Le pauvre Aziraphale s'empêtra dans une série de confuses excuses qu'elle accueillit d'un « fi » tout à fait dédaigneux : Lady  Wilde, poétesse de son état, défenseuse de la cause irlandaise et mère d'un génie, n'était pas femme à s'en laisser conter par l'un de ses malotrus que son fils aimait à côtoyer ! Elle appuya son face-à-main contre son visage et détailla l'ange avec minutie, lui trouvant un manque certain d'élégance. Elle le congédia d'un petit signe de la main impatient avant de réclamer du Xérès au pauvre jeune domestique courant à travers la salle, un plateau à la main. Aziraphale se saisit d'un verre et fit quelques pas pour masquer sa nervosité grandissante. Il ne savait comment engager une plaisante conversation avec l'une des femmes présentes. Il porta son verre à ses lèvres. La chaleur de l'alcool se répandit dans ses veines, lui apportant un peu de réconfort.

– Mr Fell, c'est un plaisir de vous revoir.

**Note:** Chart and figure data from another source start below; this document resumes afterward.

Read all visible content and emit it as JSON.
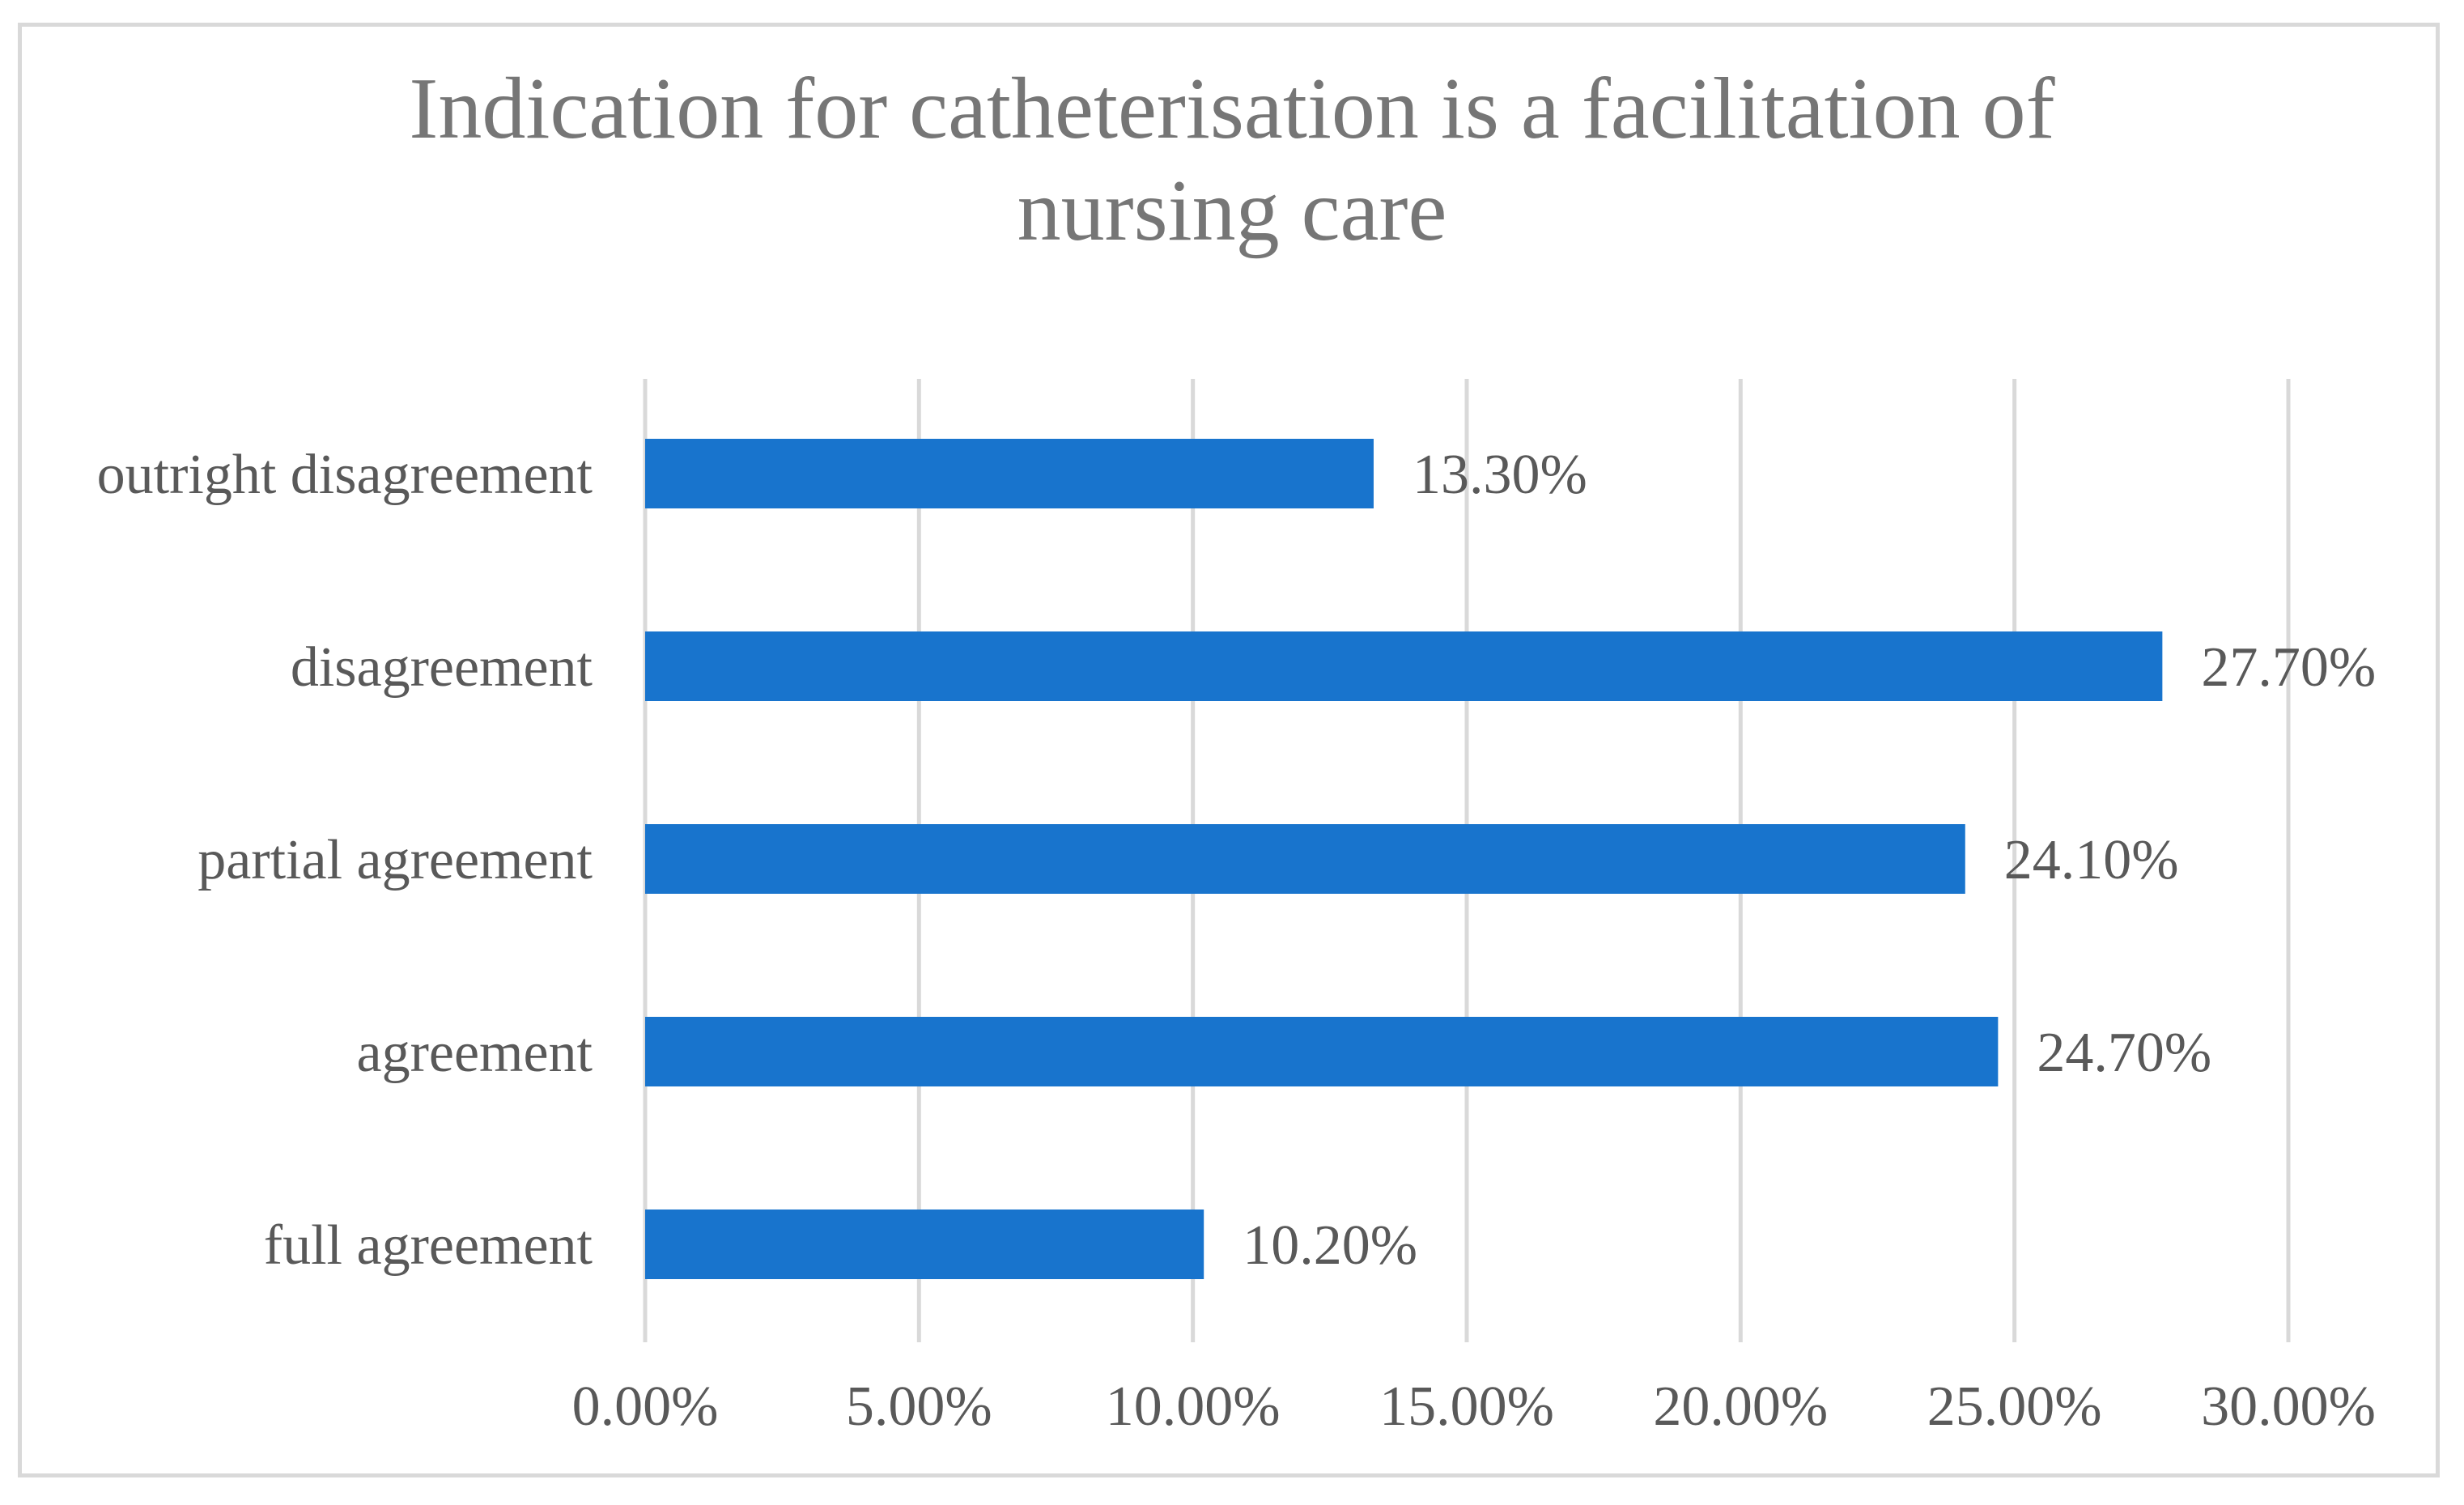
{
  "chart_data": {
    "type": "bar",
    "orientation": "horizontal",
    "title": "Indication for catheterisation is a facilitation of\nnursing care",
    "categories": [
      "outright disagreement",
      "disagreement",
      "partial agreement",
      "agreement",
      "full agreement"
    ],
    "values": [
      13.3,
      27.7,
      24.1,
      24.7,
      10.2
    ],
    "value_labels": [
      "13.30%",
      "27.70%",
      "24.10%",
      "24.70%",
      "10.20%"
    ],
    "xlim": [
      0,
      30
    ],
    "x_ticks": [
      0,
      5,
      10,
      15,
      20,
      25,
      30
    ],
    "x_tick_labels": [
      "0.00%",
      "5.00%",
      "10.00%",
      "15.00%",
      "20.00%",
      "25.00%",
      "30.00%"
    ],
    "xlabel": "",
    "ylabel": "",
    "grid": "vertical",
    "legend": "none",
    "colors": {
      "bar": "#1874CD",
      "grid": "#d9d9d9",
      "text": "#595959",
      "title": "#767676",
      "frame": "#d9d9d9"
    }
  }
}
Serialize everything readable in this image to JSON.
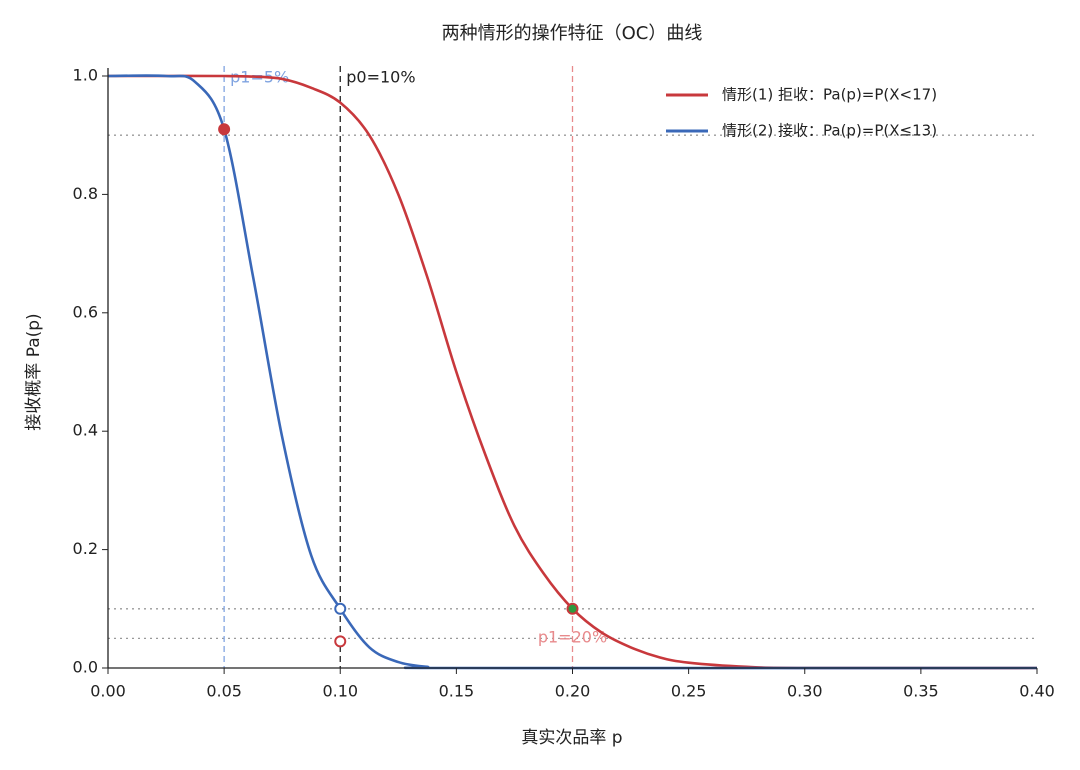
{
  "chart_data": {
    "type": "line",
    "title": "两种情形的操作特征（OC）曲线",
    "xlabel": "真实次品率 p",
    "ylabel": "接收概率 Pa(p)",
    "xlim": [
      0,
      0.4
    ],
    "ylim": [
      0,
      1
    ],
    "xticks": [
      {
        "value": 0,
        "label": "0.00"
      },
      0.05,
      {
        "value": 0.1,
        "label": "0.10"
      },
      0.15,
      {
        "value": 0.2,
        "label": "0.20"
      },
      0.25,
      {
        "value": 0.3,
        "label": "0.30"
      },
      0.35,
      {
        "value": 0.4,
        "label": "0.40"
      }
    ],
    "yticks": [
      {
        "value": 0,
        "label": "0.0"
      },
      0.2,
      0.4,
      0.6,
      0.8,
      {
        "value": 1,
        "label": "1.0"
      }
    ],
    "legend": "upper right",
    "series": [
      {
        "name": "情形(1) 拒收：Pa(p)=P(X<17)",
        "color": "#c8383c",
        "x": [
          0,
          0.025,
          0.05,
          0.0625,
          0.075,
          0.0875,
          0.1,
          0.1125,
          0.125,
          0.1375,
          0.15,
          0.1625,
          0.175,
          0.1875,
          0.2,
          0.2125,
          0.225,
          0.2375,
          0.25,
          0.275,
          0.3,
          0.4
        ],
        "values": [
          1,
          1,
          1,
          0.999,
          0.995,
          0.98,
          0.955,
          0.9,
          0.8,
          0.66,
          0.5,
          0.36,
          0.24,
          0.16,
          0.1,
          0.06,
          0.035,
          0.018,
          0.009,
          0.002,
          0,
          0
        ]
      },
      {
        "name": "情形(2) 接收：Pa(p)=P(X≤13)",
        "color": "#3a68b8",
        "x": [
          0,
          0.025,
          0.0375,
          0.05,
          0.0625,
          0.075,
          0.0875,
          0.1,
          0.1125,
          0.125,
          0.1375,
          0.15,
          0.4
        ],
        "values": [
          1,
          1,
          0.99,
          0.91,
          0.66,
          0.39,
          0.19,
          0.1,
          0.035,
          0.01,
          0.002,
          0,
          0
        ]
      }
    ],
    "vlines": [
      {
        "x": 0.05,
        "label": "p1=5%",
        "color": "#7fa3e0",
        "label_at": "top"
      },
      {
        "x": 0.1,
        "label": "p0=10%",
        "color": "#222222",
        "label_at": "top"
      },
      {
        "x": 0.2,
        "label": "p1=20%",
        "color": "#e88a8c",
        "label_at": "bottom"
      }
    ],
    "hlines": [
      0.9,
      0.1,
      0.05
    ],
    "points": [
      {
        "x": 0.05,
        "y": 0.91,
        "color": "#c8383c",
        "filled": true
      },
      {
        "x": 0.1,
        "y": 0.1,
        "color": "#3a68b8",
        "filled": false
      },
      {
        "x": 0.1,
        "y": 0.045,
        "color": "#c8383c",
        "filled": false
      },
      {
        "x": 0.2,
        "y": 0.1,
        "color": "#2e9a3e",
        "filled": true
      }
    ]
  }
}
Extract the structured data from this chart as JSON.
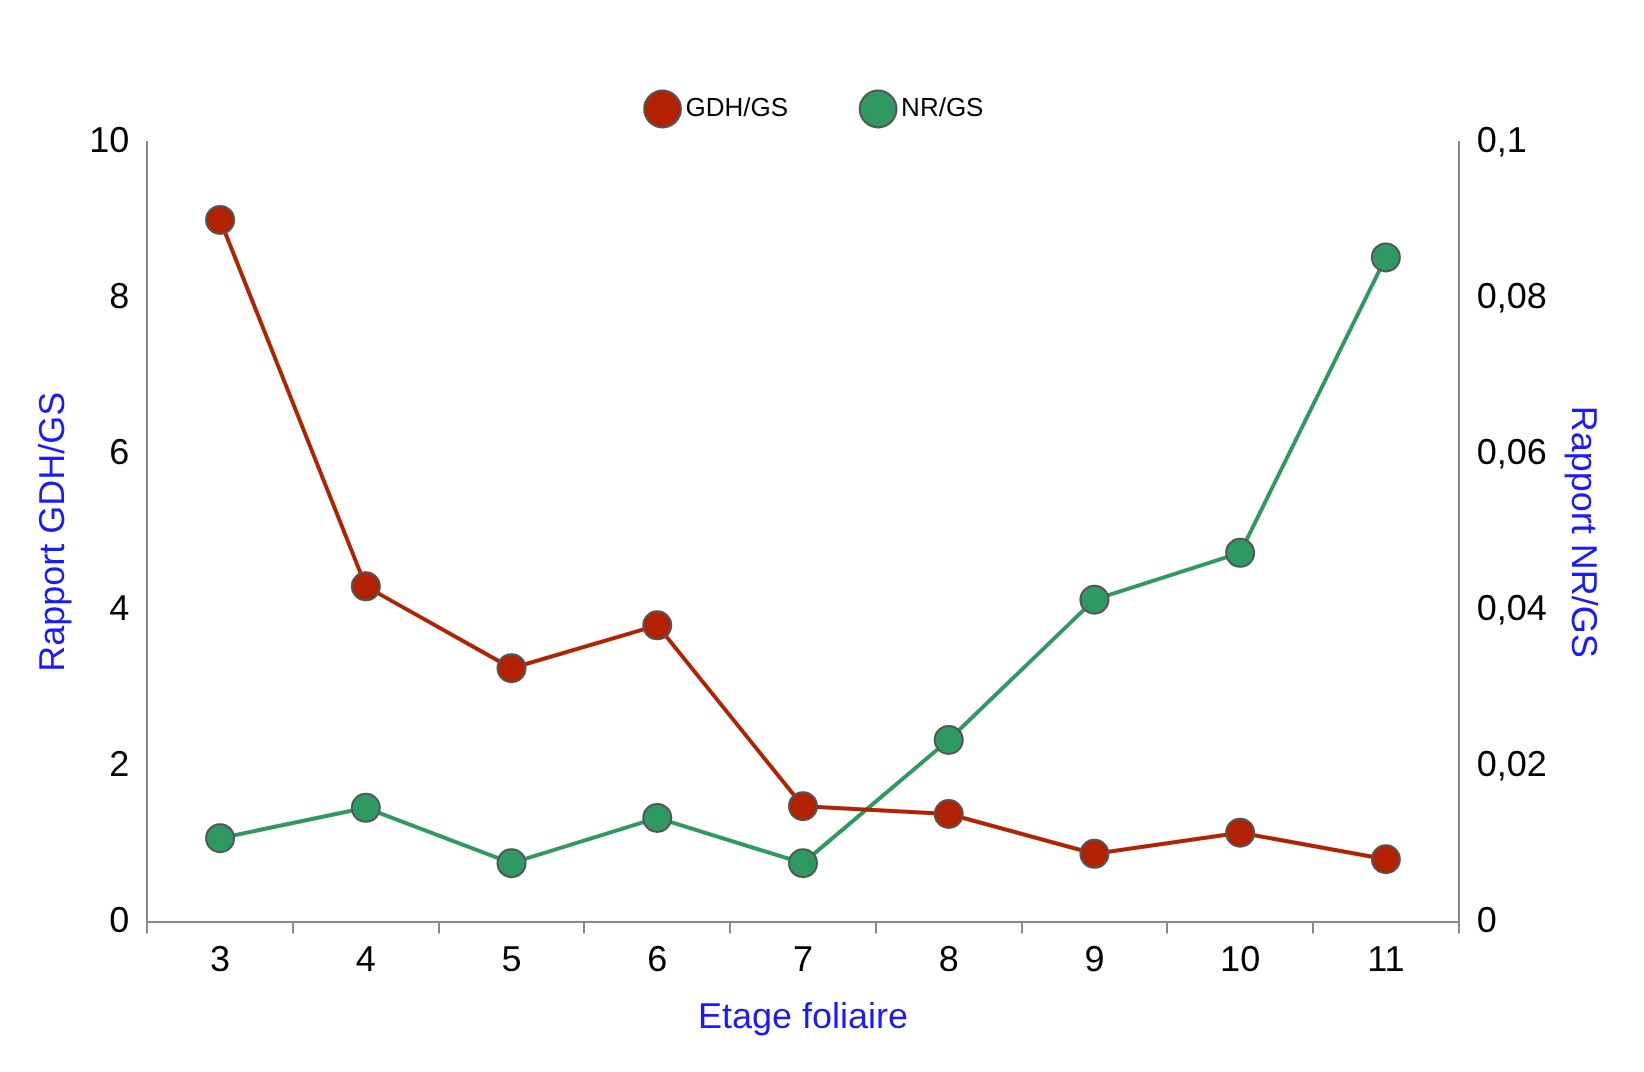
{
  "chart_data": {
    "type": "line",
    "xlabel": "Etage foliaire",
    "ylabel": "Rapport GDH/GS",
    "y2label": "Rapport NR/GS",
    "categories": [
      "3",
      "4",
      "5",
      "6",
      "7",
      "8",
      "9",
      "10",
      "11"
    ],
    "series": [
      {
        "name": "GDH/GS",
        "color": "#b22200",
        "values": [
          9.0,
          4.3,
          3.25,
          3.8,
          1.48,
          1.38,
          0.87,
          1.14,
          0.8
        ]
      },
      {
        "name": "NR/GS",
        "color": "#2e9960",
        "axis": "y2",
        "values": [
          0.0107,
          0.0146,
          0.0075,
          0.0133,
          0.0075,
          0.0233,
          0.0413,
          0.0473,
          0.0852
        ]
      }
    ],
    "ylim": [
      0,
      10
    ],
    "yticks": [
      0,
      2,
      4,
      6,
      8,
      10
    ],
    "y2lim": [
      0,
      0.1
    ],
    "y2ticks": [
      {
        "value": 0,
        "label": "0"
      },
      {
        "value": 0.02,
        "label": "0,02"
      },
      {
        "value": 0.04,
        "label": "0,04"
      },
      {
        "value": 0.06,
        "label": "0,06"
      },
      {
        "value": 0.08,
        "label": "0,08"
      },
      {
        "value": 0.1,
        "label": "0,1"
      }
    ],
    "grid": false,
    "legend": "top",
    "marker": "circle",
    "line_style": "solid"
  }
}
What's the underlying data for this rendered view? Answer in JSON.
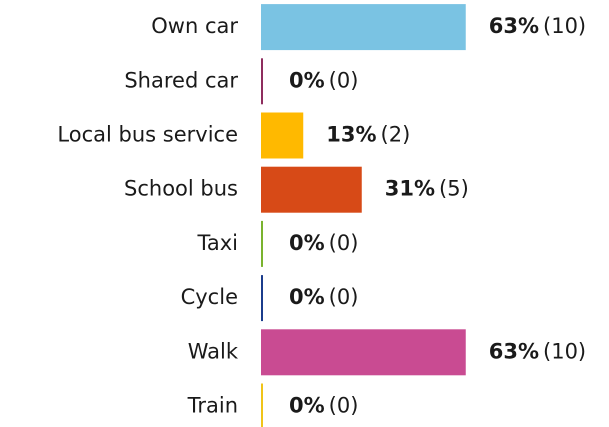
{
  "chart_data": {
    "type": "bar",
    "orientation": "horizontal",
    "categories": [
      "Own car",
      "Shared car",
      "Local bus service",
      "School bus",
      "Taxi",
      "Cycle",
      "Walk",
      "Train"
    ],
    "values": [
      63,
      0,
      13,
      31,
      0,
      0,
      63,
      0
    ],
    "value_labels": [
      "63%",
      "0%",
      "13%",
      "31%",
      "0%",
      "0%",
      "63%",
      "0%"
    ],
    "counts": [
      10,
      0,
      2,
      5,
      0,
      0,
      10,
      0
    ],
    "count_labels": [
      "(10)",
      "(0)",
      "(2)",
      "(5)",
      "(0)",
      "(0)",
      "(10)",
      "(0)"
    ],
    "colors": [
      "#7ac3e3",
      "#8e2d5e",
      "#ffb900",
      "#d74a17",
      "#7ab32e",
      "#1b3c8c",
      "#c94b92",
      "#f0c419"
    ],
    "xlim": [
      0,
      100
    ]
  }
}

La maîtresse de maison lui sourit avec amitié. Aziraphale s'empressa de la saluer par une petite révérence de circonstance. Mrs Wilde était l'une de ces femmes nées pour tenir salon. Elle avait été élevée pour devenir l'épouse d'un homme d'importance et savait, mieux que n'importe quelle femme, comment donner l'illusion d'un bonheur conjugal parfait. Aziraphale l'avait déjà rencontrée à deux reprises et avait été touché par la triste grâce émanant de cette femme qui faisait front contre les odieuses rumeurs commençant à entourer son époux et ses « disciples ».